December is a great month to fish for largemouth and striped bass in North Carolina.There are a lot of lakes around here where you can go out in December and find quality fish in that 10-foot depth range — there are other states where if you want to catch fish in the winter, you have to go in really deep water.

One of the best patterns that I’ve found works in December is to fish any kind of bluff wall you can find with a crankbait. It can be a place where a creek channel or the river channel run up close to a bank, or it can be a real bluff. Either way, you want to be sitting in 30 to 40 feet of water but close enough to cast to the bank. They can be on the main lake, up in the creeks — wherever they are, they’re hard to beat.

A key to fishing these steep walls is to keep your bait in the strike zone as long as possible. You can’t do that if you’re setting up a cast away, casting toward the wall; you have to set up and fish parallel. If you parallel the bluff or the big drop, you can get your bait down to where the fish are and keep it there.

I love to fish at Buggs Island in December and January because I can catch stripers and bass together, and while Buggs Island doesn’t have a lot of bluff walls, fish are going to be on them. If you’ve got a stump or a brush pile on that bank, that’s even better.

The other kind of place that fishes the same way as a bluff bank is when you’ve got a shallow point that sticks way out. It might have 6 or 7 feet of water on top, and it falls off abruptly — something like an old roadbed.
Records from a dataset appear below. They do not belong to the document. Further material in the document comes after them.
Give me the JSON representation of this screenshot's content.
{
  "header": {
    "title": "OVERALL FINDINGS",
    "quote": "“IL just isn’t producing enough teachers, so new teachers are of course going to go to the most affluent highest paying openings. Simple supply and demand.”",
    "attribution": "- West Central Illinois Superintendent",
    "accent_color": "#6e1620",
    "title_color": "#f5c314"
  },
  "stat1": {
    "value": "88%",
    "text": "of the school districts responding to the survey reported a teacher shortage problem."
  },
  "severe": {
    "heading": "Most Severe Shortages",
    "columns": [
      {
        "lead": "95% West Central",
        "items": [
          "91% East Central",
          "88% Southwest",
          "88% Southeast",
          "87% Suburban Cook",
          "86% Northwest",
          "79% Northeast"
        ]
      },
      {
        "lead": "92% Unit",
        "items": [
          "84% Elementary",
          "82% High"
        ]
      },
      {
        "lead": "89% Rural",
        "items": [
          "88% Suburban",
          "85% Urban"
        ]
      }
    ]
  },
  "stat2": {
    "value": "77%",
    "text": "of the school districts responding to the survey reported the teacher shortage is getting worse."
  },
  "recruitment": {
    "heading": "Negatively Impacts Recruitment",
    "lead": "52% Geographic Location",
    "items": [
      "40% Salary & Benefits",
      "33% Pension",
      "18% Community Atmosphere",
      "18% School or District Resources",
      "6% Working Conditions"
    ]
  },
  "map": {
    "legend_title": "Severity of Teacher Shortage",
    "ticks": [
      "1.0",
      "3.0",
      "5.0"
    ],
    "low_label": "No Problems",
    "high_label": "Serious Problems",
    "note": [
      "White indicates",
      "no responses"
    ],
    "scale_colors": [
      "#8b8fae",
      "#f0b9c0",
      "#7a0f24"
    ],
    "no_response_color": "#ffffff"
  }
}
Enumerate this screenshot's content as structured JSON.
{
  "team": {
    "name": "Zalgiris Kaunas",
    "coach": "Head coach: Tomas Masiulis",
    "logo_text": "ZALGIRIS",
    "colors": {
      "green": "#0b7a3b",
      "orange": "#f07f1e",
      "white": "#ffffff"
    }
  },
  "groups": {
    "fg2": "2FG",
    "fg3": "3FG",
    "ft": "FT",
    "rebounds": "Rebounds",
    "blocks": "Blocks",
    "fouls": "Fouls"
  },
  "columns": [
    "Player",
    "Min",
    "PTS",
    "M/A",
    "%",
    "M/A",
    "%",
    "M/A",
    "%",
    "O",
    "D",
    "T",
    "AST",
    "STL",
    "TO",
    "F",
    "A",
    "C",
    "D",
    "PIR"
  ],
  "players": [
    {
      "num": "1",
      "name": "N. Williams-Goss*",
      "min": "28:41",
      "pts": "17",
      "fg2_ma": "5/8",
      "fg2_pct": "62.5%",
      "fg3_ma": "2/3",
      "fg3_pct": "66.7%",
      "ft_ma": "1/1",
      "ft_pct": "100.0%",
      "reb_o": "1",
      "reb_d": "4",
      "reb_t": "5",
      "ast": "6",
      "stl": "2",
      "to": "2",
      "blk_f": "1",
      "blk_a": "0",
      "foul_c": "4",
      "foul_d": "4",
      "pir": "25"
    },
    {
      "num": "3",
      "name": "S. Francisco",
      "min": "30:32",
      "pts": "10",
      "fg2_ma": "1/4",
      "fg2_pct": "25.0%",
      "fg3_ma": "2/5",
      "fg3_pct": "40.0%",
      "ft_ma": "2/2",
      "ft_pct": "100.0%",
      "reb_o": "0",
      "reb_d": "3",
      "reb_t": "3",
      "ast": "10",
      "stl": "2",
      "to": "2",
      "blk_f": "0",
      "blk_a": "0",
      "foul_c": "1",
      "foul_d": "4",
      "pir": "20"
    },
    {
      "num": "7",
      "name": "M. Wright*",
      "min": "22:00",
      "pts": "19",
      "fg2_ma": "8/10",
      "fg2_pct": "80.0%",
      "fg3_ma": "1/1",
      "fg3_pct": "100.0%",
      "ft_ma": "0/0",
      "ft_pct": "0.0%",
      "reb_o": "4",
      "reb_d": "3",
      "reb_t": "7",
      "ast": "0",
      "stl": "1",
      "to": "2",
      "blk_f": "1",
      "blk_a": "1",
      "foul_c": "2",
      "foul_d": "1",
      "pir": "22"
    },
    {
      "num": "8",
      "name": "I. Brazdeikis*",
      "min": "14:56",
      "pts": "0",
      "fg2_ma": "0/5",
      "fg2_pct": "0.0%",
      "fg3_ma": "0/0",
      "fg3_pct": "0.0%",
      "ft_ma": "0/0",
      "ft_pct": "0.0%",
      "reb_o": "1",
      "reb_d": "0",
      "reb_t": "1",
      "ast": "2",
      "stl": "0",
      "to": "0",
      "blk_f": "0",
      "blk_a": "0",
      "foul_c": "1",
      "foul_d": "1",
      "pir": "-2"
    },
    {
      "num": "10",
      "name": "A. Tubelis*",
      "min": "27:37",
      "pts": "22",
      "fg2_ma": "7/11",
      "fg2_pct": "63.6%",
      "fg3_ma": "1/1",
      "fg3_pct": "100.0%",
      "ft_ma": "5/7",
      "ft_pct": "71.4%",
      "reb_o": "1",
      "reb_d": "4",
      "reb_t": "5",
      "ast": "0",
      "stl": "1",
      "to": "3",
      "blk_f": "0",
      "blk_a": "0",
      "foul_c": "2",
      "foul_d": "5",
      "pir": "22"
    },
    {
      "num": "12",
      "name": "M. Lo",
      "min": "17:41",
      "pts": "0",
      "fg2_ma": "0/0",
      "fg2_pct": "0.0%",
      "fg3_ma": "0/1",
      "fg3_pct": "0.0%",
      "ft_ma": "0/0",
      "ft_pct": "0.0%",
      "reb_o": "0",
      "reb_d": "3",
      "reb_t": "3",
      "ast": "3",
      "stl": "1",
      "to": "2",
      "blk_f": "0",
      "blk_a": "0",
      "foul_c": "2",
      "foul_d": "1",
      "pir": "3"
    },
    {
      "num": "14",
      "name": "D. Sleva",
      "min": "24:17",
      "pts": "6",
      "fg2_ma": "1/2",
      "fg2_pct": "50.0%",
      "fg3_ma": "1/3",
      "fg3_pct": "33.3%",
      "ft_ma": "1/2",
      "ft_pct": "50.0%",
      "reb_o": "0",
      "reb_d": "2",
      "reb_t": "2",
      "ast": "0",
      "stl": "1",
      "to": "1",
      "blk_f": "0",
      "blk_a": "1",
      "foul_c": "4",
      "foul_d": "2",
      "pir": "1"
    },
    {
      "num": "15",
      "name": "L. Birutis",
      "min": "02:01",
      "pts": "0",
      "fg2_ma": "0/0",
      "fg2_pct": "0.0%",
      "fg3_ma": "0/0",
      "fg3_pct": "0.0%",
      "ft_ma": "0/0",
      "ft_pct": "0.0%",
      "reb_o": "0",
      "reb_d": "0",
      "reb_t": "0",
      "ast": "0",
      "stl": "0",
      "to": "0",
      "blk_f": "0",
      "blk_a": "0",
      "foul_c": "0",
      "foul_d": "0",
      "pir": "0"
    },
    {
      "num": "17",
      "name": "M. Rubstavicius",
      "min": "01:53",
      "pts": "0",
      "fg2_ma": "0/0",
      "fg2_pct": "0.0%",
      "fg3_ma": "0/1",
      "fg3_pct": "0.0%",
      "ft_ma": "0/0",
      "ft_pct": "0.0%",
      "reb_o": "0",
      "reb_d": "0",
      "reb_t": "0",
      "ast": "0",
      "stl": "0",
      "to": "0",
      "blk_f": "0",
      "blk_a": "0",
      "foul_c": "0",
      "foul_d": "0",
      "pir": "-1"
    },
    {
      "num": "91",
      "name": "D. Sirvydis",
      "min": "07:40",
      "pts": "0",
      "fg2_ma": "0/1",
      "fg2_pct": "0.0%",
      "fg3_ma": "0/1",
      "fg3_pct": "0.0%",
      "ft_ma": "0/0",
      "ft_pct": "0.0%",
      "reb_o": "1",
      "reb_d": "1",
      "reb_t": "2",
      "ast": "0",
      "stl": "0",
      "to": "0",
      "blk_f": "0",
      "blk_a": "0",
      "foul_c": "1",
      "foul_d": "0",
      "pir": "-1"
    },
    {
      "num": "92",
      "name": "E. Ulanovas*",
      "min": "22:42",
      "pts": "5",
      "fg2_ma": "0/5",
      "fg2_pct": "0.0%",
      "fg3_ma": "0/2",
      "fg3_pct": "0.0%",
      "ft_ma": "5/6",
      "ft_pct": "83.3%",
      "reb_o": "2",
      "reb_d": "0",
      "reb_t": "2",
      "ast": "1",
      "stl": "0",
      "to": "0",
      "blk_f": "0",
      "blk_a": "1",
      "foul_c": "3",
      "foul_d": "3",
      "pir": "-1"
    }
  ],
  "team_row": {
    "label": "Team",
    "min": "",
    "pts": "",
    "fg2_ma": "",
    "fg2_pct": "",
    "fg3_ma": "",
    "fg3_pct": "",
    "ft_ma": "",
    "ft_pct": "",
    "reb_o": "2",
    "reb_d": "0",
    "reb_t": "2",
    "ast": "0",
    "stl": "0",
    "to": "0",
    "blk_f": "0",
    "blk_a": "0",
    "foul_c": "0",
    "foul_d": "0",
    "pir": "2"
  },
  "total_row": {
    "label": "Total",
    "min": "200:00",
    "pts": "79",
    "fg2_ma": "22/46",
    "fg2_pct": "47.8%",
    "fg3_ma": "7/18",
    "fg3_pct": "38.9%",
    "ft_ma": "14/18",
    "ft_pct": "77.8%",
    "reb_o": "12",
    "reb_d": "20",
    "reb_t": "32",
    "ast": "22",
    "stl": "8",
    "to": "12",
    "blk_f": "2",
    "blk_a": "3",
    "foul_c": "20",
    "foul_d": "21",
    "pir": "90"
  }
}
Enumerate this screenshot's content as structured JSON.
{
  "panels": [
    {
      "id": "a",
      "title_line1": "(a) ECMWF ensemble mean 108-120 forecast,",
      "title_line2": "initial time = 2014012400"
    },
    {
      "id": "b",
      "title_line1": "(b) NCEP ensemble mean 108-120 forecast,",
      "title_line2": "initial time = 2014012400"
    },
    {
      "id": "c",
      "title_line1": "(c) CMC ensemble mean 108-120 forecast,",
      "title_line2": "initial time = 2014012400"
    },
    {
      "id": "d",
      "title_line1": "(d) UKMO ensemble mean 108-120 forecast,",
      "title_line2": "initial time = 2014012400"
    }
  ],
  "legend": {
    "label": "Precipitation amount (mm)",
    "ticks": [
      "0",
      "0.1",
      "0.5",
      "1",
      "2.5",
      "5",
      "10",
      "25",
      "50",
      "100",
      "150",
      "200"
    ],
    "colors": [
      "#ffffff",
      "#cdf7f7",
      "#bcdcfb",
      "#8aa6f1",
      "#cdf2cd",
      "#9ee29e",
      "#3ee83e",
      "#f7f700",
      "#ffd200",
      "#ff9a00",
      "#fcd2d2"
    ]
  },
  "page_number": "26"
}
Both of these kinds of places all collect a lot of bait in the winter; the key is that hard bottom, that rock, which holds bait and fish.

If you catch me on the water in December, most of the time I’m going to have one of two crankbaits or a jerkbait tied on. I like a Berkley Bad Shad, which is a Shad Rap type bait that will dive a little deeper than most shad baits; it’s a tremendous bait in the winter. I like a Berkley Digger 8.5, another diving bait that puts off probably more vibration than any other bait, and I like a Cutter 110 Skinny, a jerkbait that’s ideal for fishing in cold water. 

A jerkbait is a great winter bait. How fast or slow you work it depends on whether you’re fishing on a warming trend or on a cold front. The colder it is, the slower you work it. When it’s cold, I like the Cutter 110 Skinny. If the water temperature is above 55, I’ll be throwing the regular Cutter 110.

What’s really nice about the Bad Shad and the Cutter is that those baits can call fish up from 20 feet of water. They’re great open-water baits. The Digger is more of a cover-type crank bait; you fish it when a bluff bank is full of stumps or brush.

As far as colors are concerned, this is not like early spring fishing; you’re going to fish shad, white and pearl patterns; those are going to be the best colors. If you get some milky water like we sometimes get this time of year, yellow/brown can be really good.

I absolutely love December because I can catch stripers and bass in the same places on a crankbait. Man, when you a striper hits a crankbait, you know it; he blasts it, and he takes off about 20 yards of line in about 10 seconds. They are so fun to catch. What’s happening is that all the bait gets all wadded up, balled up, going into the winter, and everything will be feeding on them.

If I’m going to spend much time on the water this month, I’m going to a lake that’s got bass and stripers. I’m going to go to Buggs Island, Gaston and Badin.